Begitu kira-kira kata-kata terakhirnya, sebelum turun ke perkemahan darurat dekat batas hutan pinus atau situs recopodo (arca purbakala kecil sekitar 400-an meter di bawah Puncak Mahameru).
Di perkemahan darurat yang cuma beratapkan dua lembar ponco (jas hujan tentara), bersama Tides, Wiwiek dan Maman, mereka menunggu datangnya Herman, Freddy, Gie, dan Idhan. Hari makin sore, hujan mulai tipis dan lamat-lamat kelihatan beberapa puncak gunung lainnya. Namun secara berkala, letupan di Jonggringseloko tetap terdengar jelas.
Menjelang senja, tiba-tiba batu kecil berguguran. Freddy muncul sambil memerosotkan tubuhnya yang jangkung. “Gie dan Idhan kecelakaan!” katanya. Tak jelas apakah waktu itu Freddy bilang soal terkena uap racun, atau patah tulang. Mulai panik, mereka berjalan tertatih-tatih ke arah puncak sambil meneriakkan nama Herman, Gie, dan Idhan berkali-kali. 

 
Beberapa saat kemudian, Herman datang sambil mengempaskan diri ke tenda darurat. Dia melapor kepada Tides, kalau Gie dan Idhan sudah meninggal! Kami semua bingung, tak tahu harus berbuat apa, kecuali berharap semoga laporan Herman itu ngaco. Tides sebagai anggota tertua, segera mengatur rencana penyelamatan.
Menjelang maghrib, Tides bersama Wiwiek segera turun gunung, menuju perkemahan pusat di tepian (danau) Ranu Pane, setelah membekali diri dengan dua bungkus mi kering, dua kerat coklat, sepotong kue kacang hijau, dan satu wadah air minum. Tides meminta beberapa rekannya untuk menjaga kesehatan Maman yang masih shock, karena tergelincir dan jatuh berguling ke jurang kecil.


“Cek lagi keadaan Gie dan Idhan yang sebenarnya,” begitu ucap Tides sambil pamit di sore hari yang mulai gelap. Selanjutnya, mereka berempat tidur sekenanya, sambil menahan rembesan udara berhawa dingin, serta tamparan angin yang nyaris membekukan sendi tulang.
Baru keesokan paginya, 17 Desember 1969, mereka yakin kalau Gie dan Idhan sungguh sudah tiada, di tanah tertinggi di Pulau Jawa. Mereka jumpai jasad keduanya sudah kaku. Semalam suntuk mereka lelap berkasur pasir dan batu kecil gunung Semeru. Badannya yang dingin, sudah semalaman rebah berselimut kabut malam dan halimun pagi.

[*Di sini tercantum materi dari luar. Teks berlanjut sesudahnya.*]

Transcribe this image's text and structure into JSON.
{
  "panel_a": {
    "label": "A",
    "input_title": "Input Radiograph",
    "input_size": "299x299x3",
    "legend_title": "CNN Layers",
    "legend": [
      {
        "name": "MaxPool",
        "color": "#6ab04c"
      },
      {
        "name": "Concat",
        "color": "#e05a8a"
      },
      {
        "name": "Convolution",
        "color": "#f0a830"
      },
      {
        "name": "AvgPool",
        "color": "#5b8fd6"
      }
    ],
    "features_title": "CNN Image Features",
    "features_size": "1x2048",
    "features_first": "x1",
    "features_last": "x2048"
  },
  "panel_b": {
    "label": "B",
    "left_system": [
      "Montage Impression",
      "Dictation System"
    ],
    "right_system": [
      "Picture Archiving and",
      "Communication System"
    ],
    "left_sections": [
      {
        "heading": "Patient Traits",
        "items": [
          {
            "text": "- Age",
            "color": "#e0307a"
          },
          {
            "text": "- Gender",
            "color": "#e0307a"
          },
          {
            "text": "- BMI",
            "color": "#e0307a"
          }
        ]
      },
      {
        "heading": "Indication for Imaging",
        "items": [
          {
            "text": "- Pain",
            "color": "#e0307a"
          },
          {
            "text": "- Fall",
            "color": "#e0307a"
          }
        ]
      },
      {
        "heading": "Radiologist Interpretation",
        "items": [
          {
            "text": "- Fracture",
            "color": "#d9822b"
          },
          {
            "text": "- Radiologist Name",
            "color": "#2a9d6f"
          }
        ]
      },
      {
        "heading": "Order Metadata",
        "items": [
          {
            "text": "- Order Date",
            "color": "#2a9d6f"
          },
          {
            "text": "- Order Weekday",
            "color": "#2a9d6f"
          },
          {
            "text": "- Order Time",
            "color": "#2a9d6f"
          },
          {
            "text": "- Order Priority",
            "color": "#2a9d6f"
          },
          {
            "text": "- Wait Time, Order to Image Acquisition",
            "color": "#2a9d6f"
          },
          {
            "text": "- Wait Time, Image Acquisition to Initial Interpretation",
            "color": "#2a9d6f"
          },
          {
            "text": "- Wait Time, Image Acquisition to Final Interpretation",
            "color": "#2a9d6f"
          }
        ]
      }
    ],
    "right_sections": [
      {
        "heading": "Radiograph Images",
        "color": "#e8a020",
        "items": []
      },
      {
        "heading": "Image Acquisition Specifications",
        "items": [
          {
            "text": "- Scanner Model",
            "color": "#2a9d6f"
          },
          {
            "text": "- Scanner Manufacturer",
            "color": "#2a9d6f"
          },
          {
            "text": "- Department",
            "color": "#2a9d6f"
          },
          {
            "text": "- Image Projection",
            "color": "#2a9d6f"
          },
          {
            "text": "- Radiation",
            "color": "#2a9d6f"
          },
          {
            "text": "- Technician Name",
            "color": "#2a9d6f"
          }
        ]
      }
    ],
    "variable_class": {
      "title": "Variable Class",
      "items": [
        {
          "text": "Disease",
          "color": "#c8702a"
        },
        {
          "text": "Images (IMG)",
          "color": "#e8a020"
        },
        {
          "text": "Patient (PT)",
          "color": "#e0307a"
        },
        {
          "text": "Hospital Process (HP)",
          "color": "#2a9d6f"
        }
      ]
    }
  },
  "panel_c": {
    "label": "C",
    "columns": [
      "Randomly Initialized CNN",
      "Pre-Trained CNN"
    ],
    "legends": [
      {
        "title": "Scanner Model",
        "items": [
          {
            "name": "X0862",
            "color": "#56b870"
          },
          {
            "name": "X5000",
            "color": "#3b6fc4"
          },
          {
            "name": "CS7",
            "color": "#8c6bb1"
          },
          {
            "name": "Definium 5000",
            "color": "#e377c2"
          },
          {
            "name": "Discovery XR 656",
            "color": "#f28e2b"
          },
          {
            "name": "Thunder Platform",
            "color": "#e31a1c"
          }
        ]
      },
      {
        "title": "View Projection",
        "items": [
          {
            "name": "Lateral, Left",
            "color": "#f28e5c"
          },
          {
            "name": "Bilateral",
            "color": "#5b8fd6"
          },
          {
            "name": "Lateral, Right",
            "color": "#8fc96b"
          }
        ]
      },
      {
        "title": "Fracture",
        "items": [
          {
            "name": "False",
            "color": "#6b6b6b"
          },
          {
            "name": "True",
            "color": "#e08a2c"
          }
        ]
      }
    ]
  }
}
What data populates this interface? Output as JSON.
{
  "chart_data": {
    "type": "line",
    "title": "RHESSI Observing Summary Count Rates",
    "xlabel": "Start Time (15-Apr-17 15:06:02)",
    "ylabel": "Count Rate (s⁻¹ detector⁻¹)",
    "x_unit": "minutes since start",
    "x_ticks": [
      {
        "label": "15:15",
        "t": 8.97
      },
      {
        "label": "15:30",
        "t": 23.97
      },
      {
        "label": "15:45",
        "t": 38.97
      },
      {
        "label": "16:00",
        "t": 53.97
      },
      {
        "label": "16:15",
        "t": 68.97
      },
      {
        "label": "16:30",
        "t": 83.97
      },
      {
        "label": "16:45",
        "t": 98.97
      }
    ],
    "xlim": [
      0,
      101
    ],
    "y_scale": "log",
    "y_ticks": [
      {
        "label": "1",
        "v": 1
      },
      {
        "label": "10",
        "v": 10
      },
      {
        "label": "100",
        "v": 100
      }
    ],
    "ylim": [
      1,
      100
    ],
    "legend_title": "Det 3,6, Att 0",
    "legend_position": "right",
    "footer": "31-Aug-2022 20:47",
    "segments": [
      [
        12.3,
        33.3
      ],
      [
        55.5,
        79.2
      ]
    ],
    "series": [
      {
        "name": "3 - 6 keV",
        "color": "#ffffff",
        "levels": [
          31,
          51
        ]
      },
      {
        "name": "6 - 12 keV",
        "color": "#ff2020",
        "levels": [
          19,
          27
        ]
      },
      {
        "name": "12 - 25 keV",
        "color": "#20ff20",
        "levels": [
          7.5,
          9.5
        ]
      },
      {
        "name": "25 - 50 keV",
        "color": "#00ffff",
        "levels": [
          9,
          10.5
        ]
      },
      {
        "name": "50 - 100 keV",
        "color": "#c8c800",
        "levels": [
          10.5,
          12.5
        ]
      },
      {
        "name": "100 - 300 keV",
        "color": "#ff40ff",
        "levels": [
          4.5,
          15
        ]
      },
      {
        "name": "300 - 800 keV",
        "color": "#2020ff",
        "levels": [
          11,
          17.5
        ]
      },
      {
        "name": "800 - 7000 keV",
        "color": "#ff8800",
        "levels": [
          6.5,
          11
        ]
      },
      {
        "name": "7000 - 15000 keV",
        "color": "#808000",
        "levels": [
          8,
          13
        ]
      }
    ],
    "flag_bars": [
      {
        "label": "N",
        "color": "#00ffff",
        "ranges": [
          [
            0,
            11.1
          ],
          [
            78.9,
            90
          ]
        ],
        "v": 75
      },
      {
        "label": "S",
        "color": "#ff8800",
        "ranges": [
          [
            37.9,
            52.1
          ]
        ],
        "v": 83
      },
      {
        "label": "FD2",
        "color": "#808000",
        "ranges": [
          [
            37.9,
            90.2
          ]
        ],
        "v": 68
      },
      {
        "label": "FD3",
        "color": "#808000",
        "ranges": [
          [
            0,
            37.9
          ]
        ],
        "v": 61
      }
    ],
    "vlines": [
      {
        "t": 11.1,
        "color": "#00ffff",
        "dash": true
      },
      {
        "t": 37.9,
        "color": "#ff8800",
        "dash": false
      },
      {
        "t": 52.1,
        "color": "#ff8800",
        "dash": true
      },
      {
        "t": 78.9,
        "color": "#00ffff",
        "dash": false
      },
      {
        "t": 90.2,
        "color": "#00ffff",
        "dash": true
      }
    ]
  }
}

Mata Gie dan Idhan terkatup kencang serapat katupan bibir birunya. Mereka semua diam dan sedih."

Soe Hok Gie adalah seorang aktivis mahasiswa yang berkarakter pribadi yang istimewa, pemikirannya yang visioner dan militansinya yang luas. Komitmen Gie yang kukuh dengan prinsip-prinsip demokrasi dan sosialidaritas yang tinggi. Soe Hok Gie (1942 – 1969) merupakan aktivis Indonesia dan mahasiswa Fakultas Sastra Universitas Indonesia Jurusan Sejarah tahun 1962–1969. 
Soe Hok Gie, pemuda yang berpendirian yang teguh dalam memegang prinsipnya dan rajin mendokumentasikan perjalanan hidupnya dalam buku harian. Buku hariannya kemudian diterbitkan dengan judul Catatan Seorang Demonstran (1983).